Mandamus to Compel City Council and Mayor to Create Charter Commission to Review and Recommend Charter Amendments

{¶ 13} Esarco also requests a writ of mandamus to compel the city council and mayor to follow constitutional and charter provisions concerning the creation of a charter commission.

*134{¶ 14} Nevertheless, dismissal of this additional claim is required because Esarco’s purported verification of the complaint did not satisfy the S.Ct.Prac.R. X(4)(B) personal-knowledge requirement. All complaints filed in original actions in this court, other than habeas corpus, must be supported by an affidavit specifying the details of the claim, and the affidavit “shall be made on personal knowledge.” S.CtPrac.R. X(4)(B). “ ‘We have routinely dismissed original actions, other than habeas corpus, that were not supported by an affidavit expressly stating that the facts in the complaint were based on the affiant’s personal knowledge.’ ” State ex rel. Evans v. Blackwell, 111 Ohio St.3d 437, 2006-Ohio-5439, 857 N.E.2d 88, ¶ 31, quoting State ex rel. Hackworth v. Hughes, 97 Ohio St.3d 110, 2002-Ohio-5334, 776 N.E.2d 1050, ¶ 24.

{¶ 15} Although Esarco’s verification initially states that he has “personal knowledge of the matters set forth herein,” he does not expressly state that the facts set forth in his complaint are based on his personal knowledge. Instead, Esarco specifies in his verification that the facts in his complaint are based simply on the “best” of his knowledge, information, and belief: “I have reviewed the foregoing Verified Complaint for Writ of Mandamus, Alternative Writ of Mandamus and Declaratory Judgment and, to the best of my knowledge, information and belief, all of the facts alleged therein are true.” (Emphasis added.)

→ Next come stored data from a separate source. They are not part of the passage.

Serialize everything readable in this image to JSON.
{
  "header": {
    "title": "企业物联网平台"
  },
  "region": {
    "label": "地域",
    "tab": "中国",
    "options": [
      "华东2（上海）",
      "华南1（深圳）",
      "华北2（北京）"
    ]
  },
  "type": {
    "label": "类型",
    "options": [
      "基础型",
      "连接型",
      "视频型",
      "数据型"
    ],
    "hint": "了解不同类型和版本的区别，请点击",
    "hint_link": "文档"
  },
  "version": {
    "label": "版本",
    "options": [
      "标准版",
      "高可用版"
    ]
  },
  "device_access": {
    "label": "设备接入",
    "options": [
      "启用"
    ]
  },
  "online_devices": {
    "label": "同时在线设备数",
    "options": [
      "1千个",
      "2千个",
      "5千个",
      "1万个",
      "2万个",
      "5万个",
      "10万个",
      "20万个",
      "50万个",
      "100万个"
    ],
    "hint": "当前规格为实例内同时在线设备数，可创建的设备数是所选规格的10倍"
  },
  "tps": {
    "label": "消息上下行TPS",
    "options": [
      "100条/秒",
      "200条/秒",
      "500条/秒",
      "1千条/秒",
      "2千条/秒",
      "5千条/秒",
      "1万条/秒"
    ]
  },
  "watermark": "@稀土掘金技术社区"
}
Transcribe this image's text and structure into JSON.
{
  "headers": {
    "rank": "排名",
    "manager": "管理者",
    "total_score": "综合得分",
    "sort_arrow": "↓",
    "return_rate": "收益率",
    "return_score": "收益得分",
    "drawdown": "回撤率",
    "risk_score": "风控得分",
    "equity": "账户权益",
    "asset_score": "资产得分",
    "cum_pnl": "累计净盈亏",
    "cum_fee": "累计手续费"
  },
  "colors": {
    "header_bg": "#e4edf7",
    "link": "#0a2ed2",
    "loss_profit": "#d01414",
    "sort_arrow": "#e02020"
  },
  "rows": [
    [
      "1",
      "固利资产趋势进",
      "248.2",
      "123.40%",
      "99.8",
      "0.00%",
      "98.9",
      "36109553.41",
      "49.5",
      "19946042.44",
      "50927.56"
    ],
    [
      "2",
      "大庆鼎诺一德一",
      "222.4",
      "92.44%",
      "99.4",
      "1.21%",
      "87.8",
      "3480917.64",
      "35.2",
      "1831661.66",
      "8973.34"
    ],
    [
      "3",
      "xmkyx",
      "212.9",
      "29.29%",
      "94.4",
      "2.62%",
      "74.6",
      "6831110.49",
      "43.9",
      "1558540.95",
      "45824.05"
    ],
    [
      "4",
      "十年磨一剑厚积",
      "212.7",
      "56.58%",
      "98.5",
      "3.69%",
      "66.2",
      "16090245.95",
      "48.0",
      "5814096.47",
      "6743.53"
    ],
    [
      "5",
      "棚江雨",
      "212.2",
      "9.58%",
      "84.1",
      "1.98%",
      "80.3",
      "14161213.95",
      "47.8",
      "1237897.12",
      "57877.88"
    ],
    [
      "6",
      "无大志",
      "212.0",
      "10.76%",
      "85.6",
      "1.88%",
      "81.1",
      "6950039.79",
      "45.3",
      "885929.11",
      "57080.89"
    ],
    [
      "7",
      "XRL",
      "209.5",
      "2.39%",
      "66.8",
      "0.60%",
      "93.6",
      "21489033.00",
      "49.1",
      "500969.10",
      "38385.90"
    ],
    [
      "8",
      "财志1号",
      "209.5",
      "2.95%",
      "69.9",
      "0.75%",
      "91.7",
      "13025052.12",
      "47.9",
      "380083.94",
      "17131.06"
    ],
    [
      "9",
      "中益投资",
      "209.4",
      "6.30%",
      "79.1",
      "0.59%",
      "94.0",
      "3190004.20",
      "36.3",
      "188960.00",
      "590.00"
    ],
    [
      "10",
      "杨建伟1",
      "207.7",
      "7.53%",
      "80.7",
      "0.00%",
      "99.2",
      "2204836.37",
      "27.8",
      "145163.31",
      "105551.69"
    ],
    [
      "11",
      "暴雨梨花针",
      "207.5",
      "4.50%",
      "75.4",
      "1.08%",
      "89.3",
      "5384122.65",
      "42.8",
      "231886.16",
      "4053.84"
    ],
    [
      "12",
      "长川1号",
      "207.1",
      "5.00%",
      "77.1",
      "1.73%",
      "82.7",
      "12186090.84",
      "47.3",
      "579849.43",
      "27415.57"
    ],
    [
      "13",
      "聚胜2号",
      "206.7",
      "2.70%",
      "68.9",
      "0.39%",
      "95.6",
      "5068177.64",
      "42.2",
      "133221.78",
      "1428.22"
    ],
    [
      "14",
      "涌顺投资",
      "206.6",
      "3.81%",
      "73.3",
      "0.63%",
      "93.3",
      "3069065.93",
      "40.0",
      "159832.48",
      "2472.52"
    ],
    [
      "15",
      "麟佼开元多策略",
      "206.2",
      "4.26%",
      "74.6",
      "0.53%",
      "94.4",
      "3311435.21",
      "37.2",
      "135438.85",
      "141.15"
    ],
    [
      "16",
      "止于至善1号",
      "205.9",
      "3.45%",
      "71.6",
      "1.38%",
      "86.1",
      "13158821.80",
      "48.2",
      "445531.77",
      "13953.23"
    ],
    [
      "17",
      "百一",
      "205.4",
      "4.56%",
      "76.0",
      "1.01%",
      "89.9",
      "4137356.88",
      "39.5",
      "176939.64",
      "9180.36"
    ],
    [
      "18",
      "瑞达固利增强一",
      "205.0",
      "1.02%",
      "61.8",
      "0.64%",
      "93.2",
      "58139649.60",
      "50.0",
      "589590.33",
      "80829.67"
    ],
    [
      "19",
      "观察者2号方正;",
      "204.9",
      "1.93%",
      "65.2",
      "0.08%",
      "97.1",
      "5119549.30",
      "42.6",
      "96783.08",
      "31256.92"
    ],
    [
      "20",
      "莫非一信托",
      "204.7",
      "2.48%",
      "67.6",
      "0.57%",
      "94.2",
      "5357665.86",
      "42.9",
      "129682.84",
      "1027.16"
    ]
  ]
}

{¶ 16} This affidavit is insufficient. Evans, 111 Ohio St.3d 437, 2006-Ohio-5439, 857 N.E.2d 88, ¶ 31-32 (affidavit statement that facts in the complaint are true and correct to the best of affiant’s knowledge is insufficient to comply with S.Ct.Prac.R. X(4)(B)); Hackworth, 97 Ohio St.3d 110, 2002-Ohio-5334, 776 N.E.2d 1050, ¶ 24 (affidavit statement that facts in the complaint are “true and accurate to the best of [affiant’s] knowledge and belief’ is insufficient to comply with the rule). Although respondents notified Esarco of this defect in both their answers and their merit briefs, Esarco failed to timely seek leave to amend his complaint to correct his verification. See State ex rel. Commt. for the Charter Amendment for an Elected Law Dir. v. Bay Village, 115 Ohio St.3d 400, 2007-Ohio-5380, 875 N.E.2d 574, ¶ 14. Therefore, dismissal is warranted. Id.; see also Evans at ¶ 34.

{¶ 17} Finally, Esarco’s claims are also barred because he failed to file a protest against the ordinance he now challenges in this expedited election case. State ex rel. Lynch v. Cuyahoga Cty. Bd. of Elections (1997), 80 Ohio St.3d 341, 343, 686 N.E.2d 498. “[A] relator must file a protest on relevant issues before bringing an action for an extraordinary writ based on those issues. By filing a protest, a relator avoids the charge that he or she has bypassed an adequate legal remedy.” State ex rel. Shumate v. Portage Cty. Bd. of Elections (1992), 64 Ohio St.3d 12, 14, 591 N.E.2d 1194.

{¶ 18} For the foregoing reasons, we dismiss the cause.

Cause dismissed.

The Kish Law Firm, L.L.C., and Brian P. Kish, for relator. Iris Torres Guglueello, Youngstown Law Director, and Anthony J. Farris, Deputy Law Director, for respondents Youngstown City Council and mayor. Paul J. Gains, Mahoning County Prosecuting Attorney, and Linette M. Stratford, Chief Assistant Prosecutor, Civil Division, for respondent Mahoning County Board of Elections. Moyer, C.J., and Pfeifer, Lundberg Stratton, O’Connor, O’Donnell, Lanzinger, and Cupp, JJ., concur.